これ即ち一つの正義。守れない力など無きに等しい。大澤を目の前にしたら、アナタもそれが言える。それが間違ってるなんざ理論信者が言うだけでいい。それは守れない力だから。リローンチ(違)(←壊レ)
夏菜、登場。
黒いワンピースに黒いリボンをしたショートカットの女の子。
車椅子に乗って生活しているようで、なんだか嫌な予感。
主人公よりも年下で、この子は自己紹介の時に明言した。自分は9歳、と。これでアレなシーンがあったらヤバい。
ころころと明るい性格で、現時点では唯一の年下ということもあってかなり回避不能。
しかも、あと10年で……などと不穏なことを笑顔で言う。無理。回避できません。
……しかし、今は桃香である。
こんなピンポイントな少女、夏菜を回避してしまうほど、俺は大澤から桃香を護らねばならないと思っている。普通のゲームならありえないのだが、これがこの悪魔テキストの魅力か。
夏菜「だから、それまで友達でいてよ」
ぐらっ……。
夏菜「人間、いつかは死んじゃうじゃん。だから、それが短くても、その中で輝けられればいいよねっ。ね。」
くぅぅ……激しく共感し、惹かれるのだが、俺は桃香を放って置けない。
今と、未来。
どちらが重いのか。桃香は解かっていない。まだ終わってないことを。それはまだ幼いから? 未来には夢がある。まだ見ぬ果てしない夢が。理想と現実。未来には夢がある。でも、何も解かっていない。未来は今の辿り着く場所。今閉ざすか、未来に閉ざすか。
……。
……。
……。
あかん、このシーンも耐え切……れん……。無理……。
昏い俺が出てくる。
モウダメ。
果てしない衝動を燻らせて。
もう一度。ちょっとキレてきます。
必ず帰ってくると思うので猶予ください。
ただいまです。
さて……。
立ち直り失敗が1回あってから、立ち上がるシーンまで……よく書かれている。
ほんと、マジツライ……。
そして、大澤がそうなった理由まで解かって、一応は解決を見る。
未来に大きな不安を遺しながら……(痛)
そして感動のエピローグ……。
はがぅぁぁぁぁぁ……。
ぐぅあぁぁぁぁ……。
勝雄とのとらいあんぐるハート。エロエロ大王カーツ。そして、そんな話題に明け透けなのえる。
そんな勝雄を見て主人公は……。
冨夫「なんて男らしいんだ……」
いや、跪いてるって! めっちゃ頭下げてるって!!
勝雄「この俺に……見せてやってくれないか……」
冨夫「やっぱりカーツは凄い!」
いや、拝み倒してるって! めっちゃ卑屈になってるって!!
カーツとのとらいあんぐるハートは良かったんだが、桃香シナリオがあまりに衝撃的過ぎた……。
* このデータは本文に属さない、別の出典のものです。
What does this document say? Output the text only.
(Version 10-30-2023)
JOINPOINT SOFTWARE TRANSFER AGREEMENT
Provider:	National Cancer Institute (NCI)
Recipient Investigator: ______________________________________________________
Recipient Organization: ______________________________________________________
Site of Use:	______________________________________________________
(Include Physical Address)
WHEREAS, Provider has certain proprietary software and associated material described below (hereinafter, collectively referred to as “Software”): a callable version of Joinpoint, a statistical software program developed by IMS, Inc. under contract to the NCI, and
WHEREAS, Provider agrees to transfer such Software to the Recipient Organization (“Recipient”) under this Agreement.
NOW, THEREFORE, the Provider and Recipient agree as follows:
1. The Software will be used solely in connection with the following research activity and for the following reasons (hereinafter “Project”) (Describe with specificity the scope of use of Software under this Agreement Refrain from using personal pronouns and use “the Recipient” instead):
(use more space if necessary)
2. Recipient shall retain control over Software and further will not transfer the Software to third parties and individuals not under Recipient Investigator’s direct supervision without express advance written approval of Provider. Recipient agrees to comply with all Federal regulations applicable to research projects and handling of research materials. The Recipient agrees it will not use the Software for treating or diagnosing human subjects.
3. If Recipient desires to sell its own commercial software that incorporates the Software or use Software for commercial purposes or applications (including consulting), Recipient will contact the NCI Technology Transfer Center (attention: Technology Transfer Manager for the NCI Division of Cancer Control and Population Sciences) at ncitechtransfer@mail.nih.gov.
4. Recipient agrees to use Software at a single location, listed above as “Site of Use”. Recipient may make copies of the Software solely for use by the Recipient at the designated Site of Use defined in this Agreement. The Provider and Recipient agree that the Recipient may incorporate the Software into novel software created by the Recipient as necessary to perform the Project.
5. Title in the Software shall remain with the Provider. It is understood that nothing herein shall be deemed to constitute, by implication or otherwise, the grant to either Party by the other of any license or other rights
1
のえるはのえるで恐ろしく不幸なシナリオ設定をされているのだが……キャラ的にもそんなに好きじゃないし、何より感動するはずのラストでめっちゃ笑ってしまった……(笑)
悪魔的ないじめっぷりでヒネくれた性格の蛍。でもそれは主人公に対する気持ちの証で裏返し。子供だ。
ボランティアクラブのトラブルメーカーにしてムードメーカー。様々なネタの仕込みは、殆どが蛍が持ってくる。ほぼ全てと言って良い。
気付かせる笑い。今後の展開を予測する爆笑。予測して爆笑し、テキストを読んで予想通りだったり裏切られたりで、どっちでも爆笑する。2度美味しい。
チョコバナナとミルクセーキは爆笑させてもらった……腹が千切れるかと思ったヨ……。
またか……また、こんな痛々しい話かよ……ッッッ!
蛍の母、初手から俺をブチギレさせる。何が「たんぽぽ」だ。チクショウ。狂った大人は子供から見ればそれはそれは怖い存在だ。打つ手が無いと言って良い。しかし主人公。一念奮起。
どうして蛍がボランティアクラブのイベントメーカーになっていたか、それが解かる。
……なんだよチクショウ。
無理……コイツも桃香レベル……日記書くの、無理……っッ(ぉ
蛍の一本気な所が……電話のお姉さんの、大人の汚さが……痛すぎる……。
さて、総評。
CGは前作よりあまり進化はしておらず。ギャグイベントCGが多くなっている。CG枚数は多いと思う。背景は前作同様実写取り込みに軽いエフェクト。会話を多種多様な表情で表現するフェイスアイコンは健在。このシステムは非常に良いと思う。
前作ではただのGS音源っぽかった音楽も、今作では結構聞けるぐらいにはなっている。
システムは使いやすいとは言えないが、それなりに耐えられる程度にはなっている。安定性も悪くなく、俺のPC環境では何の不具合も出なかった。
さて、問題のテキストだが、前作C2Uからすれば大きく変わってしまった。
ギャグイベントが突っ走りすぎている所も。もう少しほのぼのノスタルジックなものが良かった。C2Uはそれが好きだったんだが……。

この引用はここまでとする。